Серые глаза смотрели холодно и настороженно. Положив локоть на плот, он все еще наставлял на нее пистолет.

– Эта штука все равно не выстрелит, – сказала Оливия. – Она была в воде.

– Ляг на живот. Вот так. А теперь, – он нагнулся к ней, – что было в твоем чертовом шприце?

Испугался! Это явно читалось в его глазах.

– Мортон, – спокойно сказала она, – это всего лишь шляпная булавка. Я путешествую в одиночку. Ты меня напугал. И сейчас продолжаешь пугать. Убери пистолет.

– Дай мне эту булавку.

– Нет. Дай мне пистолет.

Мортон Си грубо ткнул дулом пистолета ей в затылок и силой отнял булавку.

– Какой ты грубый. Я ведь, знаешь ли, могла бы вскочить и закричать.

– Поздно, и тебя бы все равно не нашли. Что за хрень такая? – Он уставился на булавку.

– Шляпная булавка. Старый прием – моя мама так отгоняла парней, если сильно пристанут.

Он смотрел на булавку, тупо моргая, потом усмехнулся.

– Булавка.

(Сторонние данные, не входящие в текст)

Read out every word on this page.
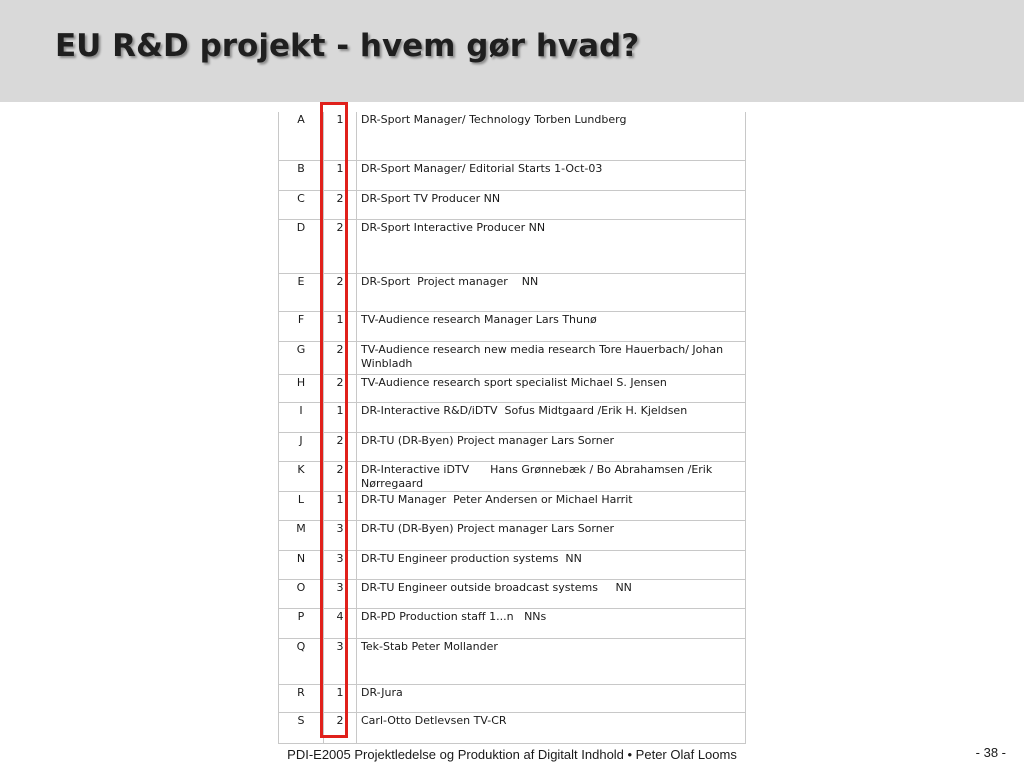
EU R&D projekt - hvem gør hvad?
A	1	DR-Sport Manager/ Technology Torben Lundberg
B	1	DR-Sport Manager/ Editorial Starts 1-Oct-03
C	2	DR-Sport TV Producer NN
D	2	DR-Sport Interactive Producer NN
E	2	DR-Sport  Project manager    NN
F	1	TV-Audience research Manager Lars Thunø
G	2	TV-Audience research new media research Tore Hauerbach/ Johan Winbladh
H	2	TV-Audience research sport specialist Michael S. Jensen
I	1	DR-Interactive R&D/iDTV  Sofus Midtgaard /Erik H. Kjeldsen
J	2	DR-TU (DR-Byen) Project manager Lars Sorner
K	2	DR-Interactive iDTV      Hans Grønnebæk / Bo Abrahamsen /Erik Nørregaard
L	1	DR-TU Manager  Peter Andersen or Michael Harrit
M	3	DR-TU (DR-Byen) Project manager Lars Sorner
N	3	DR-TU Engineer production systems  NN
O	3	DR-TU Engineer outside broadcast systems     NN
P	4	DR-PD Production staff 1...n   NNs
Q	3	Tek-Stab Peter Mollander
R	1	DR-Jura
S	2	Carl-Otto Detlevsen TV-CR
PDI-E2005 Projektledelse og Produktion af Digitalt Indhold • Peter Olaf Looms	- 38 -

Да, круто.

– Теперь ты жалеешь, что достал пистолет, правда?

Взгляд серых глаз сказал, что да, жалеет. «Ха», – подумала она.

– Заткнись, отвечай лишь на мои вопросы, – сказал он. – Что ты здесь делаешь?

– Сама хотела бы знать. Меня Альфонсо похитил.

– Это я знаю. Но что ты делаешь на острове Попайян? На кого работаешь?

– Я уже говорила. Я просто журналистка, работаю по заданию журнала.

– Ну, дальше. Пишущая о моде журналистка, которая...

– Я не пишу о моде!

– Ну, о духах – какая разница? Пишущая о духах и являющаяся в то же время лингвистом?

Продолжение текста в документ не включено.